Glen Turner gdt at gdt.id.au
Mon Apr 30 21:33:14 AEST 2007


Chris Maltby wrote:
> What Adrian is saying is that all modern systems have sufficient
> hardware to implement secure OS environments - but developers often cut
> corners on security to achieve other goals (typically performance).

Look how long it took for Intel to add hardware so stack pages could be
marked as not executable -- a feature only in the mass market with the
recent Core 2 chips.

The problem isn't that microprocessors don't implement the same features
as mainframe processors, they pretty much do for the register-based
mainframe architectures (eg, IBM but not Burroughs). It's that microprocessors
face a new set of risks and it's no longer possible to just follow the
taillights of previous mainframe designs.

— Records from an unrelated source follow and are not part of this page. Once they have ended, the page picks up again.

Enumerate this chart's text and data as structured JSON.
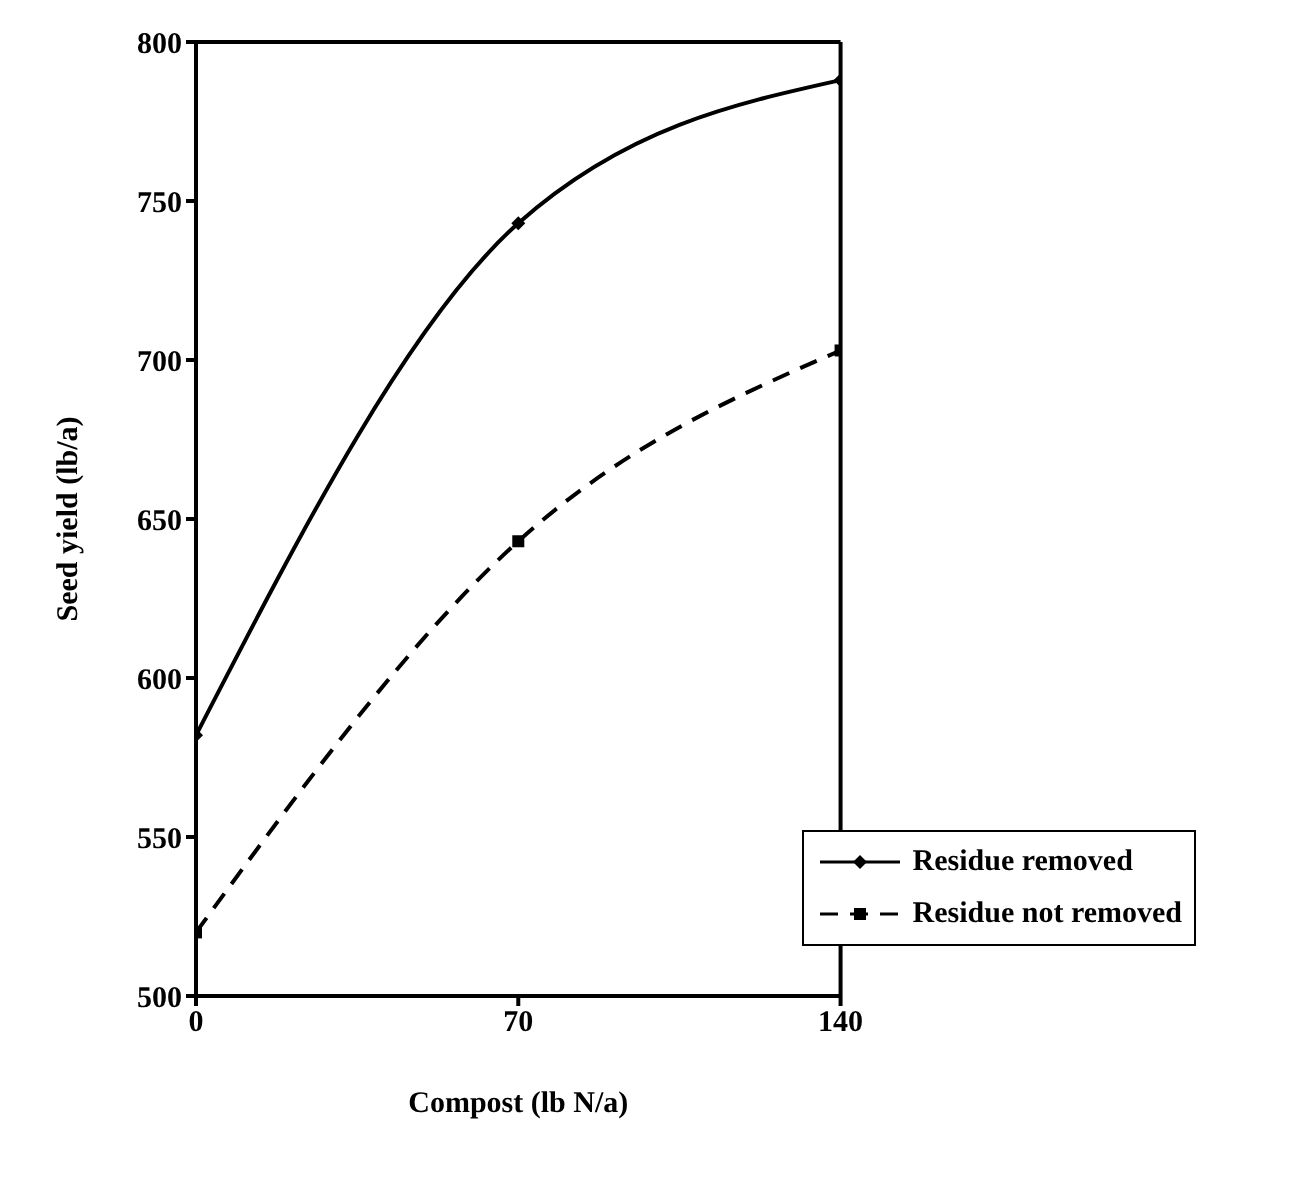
{
  "chart_data": {
    "type": "line",
    "xlabel": "Compost (lb N/a)",
    "ylabel": "Seed yield (lb/a)",
    "x": [
      0,
      70,
      140
    ],
    "series": [
      {
        "name": "Residue removed",
        "color": "#000000",
        "values": [
          582,
          743,
          788
        ],
        "marker": "diamond",
        "line_style": "solid"
      },
      {
        "name": "Residue not removed",
        "color": "#000000",
        "values": [
          520,
          643,
          703
        ],
        "marker": "square",
        "line_style": "dashed"
      }
    ],
    "xlim": [
      0,
      140
    ],
    "xticks": [
      0,
      70,
      140
    ],
    "ylim": [
      500,
      800
    ],
    "yticks": [
      500,
      550,
      600,
      650,
      700,
      750,
      800
    ],
    "grid": false,
    "legend": "bottom right"
  }
}
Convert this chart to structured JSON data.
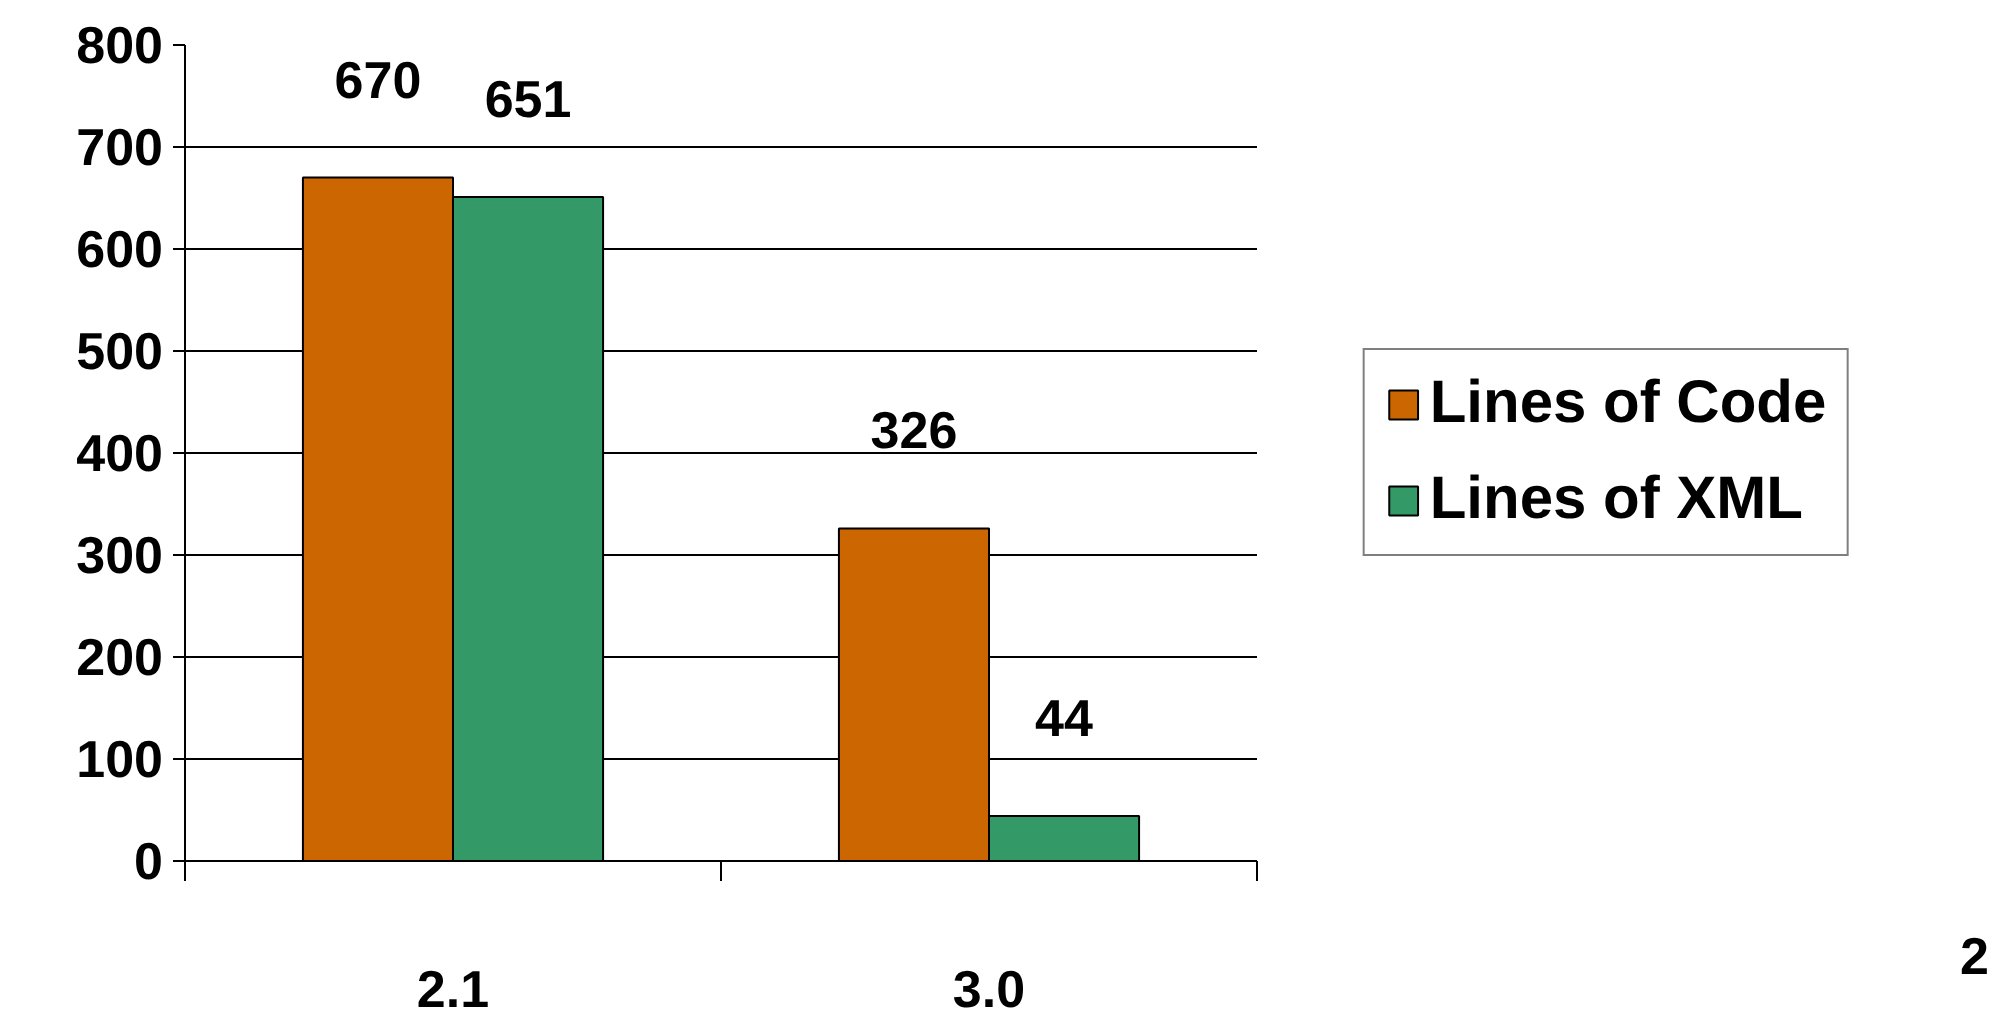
{
  "chart_data": {
    "type": "bar",
    "categories": [
      "2.1",
      "3.0"
    ],
    "series": [
      {
        "name": "Lines of Code",
        "color": "#cc6600",
        "values": [
          670,
          326
        ]
      },
      {
        "name": "Lines of XML",
        "color": "#339966",
        "values": [
          651,
          44
        ]
      }
    ],
    "ylim": [
      0,
      800
    ],
    "yticks": [
      0,
      100,
      200,
      300,
      400,
      500,
      600,
      700,
      800
    ],
    "grid": "y",
    "legend": "right",
    "data_labels": true,
    "annotations": [
      "2"
    ]
  }
}
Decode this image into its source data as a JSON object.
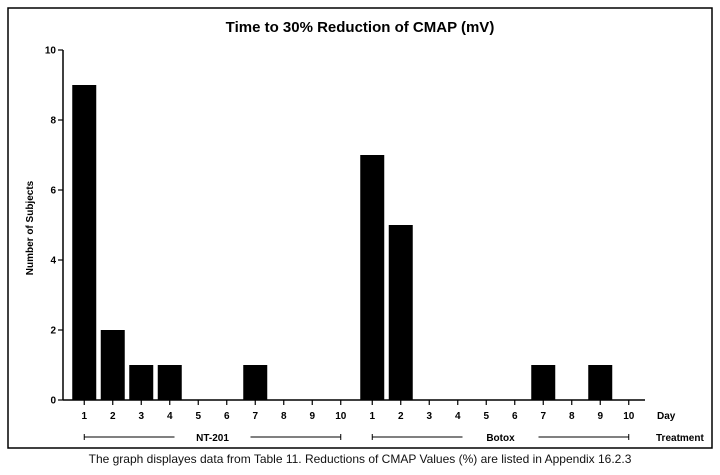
{
  "chart_data": {
    "type": "bar",
    "title": "Time to 30% Reduction of CMAP (mV)",
    "ylabel": "Number of Subjects",
    "xlabel": "Day",
    "group_axis_label": "Treatment",
    "ylim": [
      0,
      10
    ],
    "yticks": [
      0,
      2,
      4,
      6,
      8,
      10
    ],
    "groups": [
      {
        "name": "NT-201",
        "categories": [
          "1",
          "2",
          "3",
          "4",
          "5",
          "6",
          "7",
          "8",
          "9",
          "10"
        ],
        "values": [
          9,
          2,
          1,
          1,
          0,
          0,
          1,
          0,
          0,
          0
        ]
      },
      {
        "name": "Botox",
        "categories": [
          "1",
          "2",
          "3",
          "4",
          "5",
          "6",
          "7",
          "8",
          "9",
          "10"
        ],
        "values": [
          7,
          5,
          0,
          0,
          0,
          0,
          1,
          0,
          1,
          0
        ]
      }
    ],
    "grid": false,
    "legend": "none"
  },
  "caption": "The graph displayes data from Table 11. Reductions of CMAP Values (%) are listed in Appendix 16.2.3"
}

For example, some helper instructions to allow programs to cheaply set
up sandboxes for p-code would help Java run a lot faster.

> I doubt if an animated cursor description is ever interpreted by the OS
> kernel even in Windows, but it probably is interpreted by components of
> the display manager and that is privileged because it needs to take
> advantage of display performance enhancements which the OS provides only
> to privileged tasks.

The reverse isn't much better either. Linux runs the display in user
space but this means exporting a lot of control over the PCI/AGP bus. So
anything that subverts the graphics driver can DoS the computer's PCI-like
buses.

> In fact, it's probably easier to launch your attacks against privileged
> non-kernel tasks

Or even non-privileged tasks. Often the goal of penetrating the system
is simply to generate network traffic or to send spam e-mail and you
don't need much access to do either of those.